生の夢
●生の夢
「覚悟ならあるのじゃ!」
今度も先に、生殿が口を開いた。
「妾の父上は蘭癖じゃ」
父は西洋かぶれだと生殿は言う。
「幸い政に関わりの無いものじゃったから、二十年前の騒ぎでも獄に下る事は無かったのじゃ。

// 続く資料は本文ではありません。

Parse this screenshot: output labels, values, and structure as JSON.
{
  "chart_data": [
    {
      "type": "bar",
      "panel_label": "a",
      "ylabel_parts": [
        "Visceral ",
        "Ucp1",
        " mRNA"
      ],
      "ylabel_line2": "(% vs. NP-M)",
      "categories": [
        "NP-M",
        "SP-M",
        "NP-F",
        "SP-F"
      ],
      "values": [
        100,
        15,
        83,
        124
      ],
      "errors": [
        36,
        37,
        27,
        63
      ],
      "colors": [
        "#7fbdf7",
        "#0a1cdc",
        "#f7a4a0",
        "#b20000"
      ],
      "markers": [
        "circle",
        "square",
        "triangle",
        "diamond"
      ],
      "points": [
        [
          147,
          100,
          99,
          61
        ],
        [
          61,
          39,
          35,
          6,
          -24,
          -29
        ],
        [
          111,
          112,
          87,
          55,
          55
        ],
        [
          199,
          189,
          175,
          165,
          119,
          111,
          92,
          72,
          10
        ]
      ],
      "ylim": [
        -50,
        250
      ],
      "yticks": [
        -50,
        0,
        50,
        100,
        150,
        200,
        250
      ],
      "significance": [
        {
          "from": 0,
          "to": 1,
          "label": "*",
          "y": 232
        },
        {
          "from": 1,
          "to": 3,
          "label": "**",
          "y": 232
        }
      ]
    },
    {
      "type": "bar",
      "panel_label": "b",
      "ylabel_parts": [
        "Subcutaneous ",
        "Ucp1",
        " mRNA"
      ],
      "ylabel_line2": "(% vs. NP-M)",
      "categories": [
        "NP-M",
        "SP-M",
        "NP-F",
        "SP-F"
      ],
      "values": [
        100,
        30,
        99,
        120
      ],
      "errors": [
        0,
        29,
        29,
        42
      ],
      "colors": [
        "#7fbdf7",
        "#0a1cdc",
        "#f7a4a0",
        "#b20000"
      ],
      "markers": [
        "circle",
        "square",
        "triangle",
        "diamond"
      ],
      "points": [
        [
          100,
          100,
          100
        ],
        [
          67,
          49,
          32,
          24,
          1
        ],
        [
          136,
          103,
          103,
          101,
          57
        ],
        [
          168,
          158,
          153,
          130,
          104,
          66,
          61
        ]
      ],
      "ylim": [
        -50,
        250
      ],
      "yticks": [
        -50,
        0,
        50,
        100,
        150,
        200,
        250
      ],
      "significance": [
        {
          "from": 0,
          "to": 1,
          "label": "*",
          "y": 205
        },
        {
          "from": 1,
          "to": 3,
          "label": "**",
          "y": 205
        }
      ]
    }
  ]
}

そんな父上が、珍しいと、長崎渡りの商人から、高値購ったのがこれじゃ」
そう言って取り出したのは、象牙で出来た物差しの様な物。
「計算尺にございますね」
「知っておるのか!」
写しを宣振が持って居る。しかし、生殿のはさらに精密で多機能な模様。
スライドさせる滑尺の数も、宣振が持っている物の倍以上ある。
「長崎でも一つしかない優れ物で、あちらの按針から五百両で譲って貰ったそうじゃ。
掛算割算はおろか、手早く平方・立方・円理に関わる計算も出来るのじゃ」
「円理? と申しますと?」
わしが水を向けてやると、生殿は勝ち誇ったように胸を張る。
「円理とは、円周・曲線の長さや面積。球の体積などに関わる算術ぞ」
ピンと来た。増えているのは三角関数などを扱う滑尺だ。
「ほぅ~」
声を漏らして、興味深そうに覗き込む宣振の眼は、大阪で見た適塾の者達のようである。
「嬢ちゃん。おまさんはそれを使えるのか?」
「使えるのじゃ。父上は珍品を集めるばかりじゃが、妾はちゃんと使えるぞ」
ならばと宣振は問題を出す。
――――
甲・乙・丙の三地点で測量をした。
甲より乙丙を測ると半直角。乙と丙の距離は二町の平方根の二倍であった。
この時。甲乙丙を通る真円の半径を求めよ。
――――
シャカシャカと計算尺を操作した生殿は惑い無く答える。
「二町じゃ!」
「正解じゃ。おまさんは天才か?」
目を輝かせた宣振が、
「なら、これを解く事はできるやろうか」
と問題を投げる。
――――
川向こうの一本杉を川岸の甲乙二点で測り、甲では三分の一直角。乙では三分の二直角であった。
甲乙の距離が五十尺である時、川幅はいくらか?
――――
計算尺を操作していた手が止まり、目を凝らす生殿。
「二十……一。いや、二十二尺じゃ」
「ご名答。道具に見合うた持ち主や」
宣振は手放しで褒め、
「姫さん。この子は買いだ。長じれば有能な砲術家になるろう」
と助言をくれた。
しかしそう言われても、こちらで決めて良いものでも無い。そこで、
「生殿は、何に成りたいのですか?」
と将来の夢を聞いてみる。
すると生殿は何も迷う素振りも見せず、
「桃太郎に成りたいのじゃ。鬼共を退治して、隠れ蓑や打ち出の小槌、金銀珊瑚を手に入れるのじゃ。
登茂恵殿も欲しいじゃろう」
と口にした。
「あ、はい」
「最初、妾は吹き矢で目を狙えば良いと思うておった。
じゃが、遣って来た鬼共は精しき鉄砲や大筒を使う。
吹き矢では敵わんのじゃ。こちらも鉄砲、いや大筒を駆使せねば勝てんのじゃ。
爺から、それには算術が要ると聞き、今学んでおる所じゃ。
面白いぞ、算術は。父上が招いてくれた蘭学者から、シンコステータの法を教えて貰うた時は、小躍り致したものじゃ。
算術が隠れし数を告げてくれる。果て無き海に跡を付けるも、影見ぬ国へと船を導くのも、全て算術の偉力なのじゃ」
尋常科一年の歳で、砲術を身に付けたいとここまで本気でやる者は先ずいない。
因みにシンコステータとはsin・cos・θ(Theta)を繋げて読んだものである。
この歳で、前世の晩年でも高等学校で習う三角関数を理解しているとは。恐るべき麒麟児、或いは……。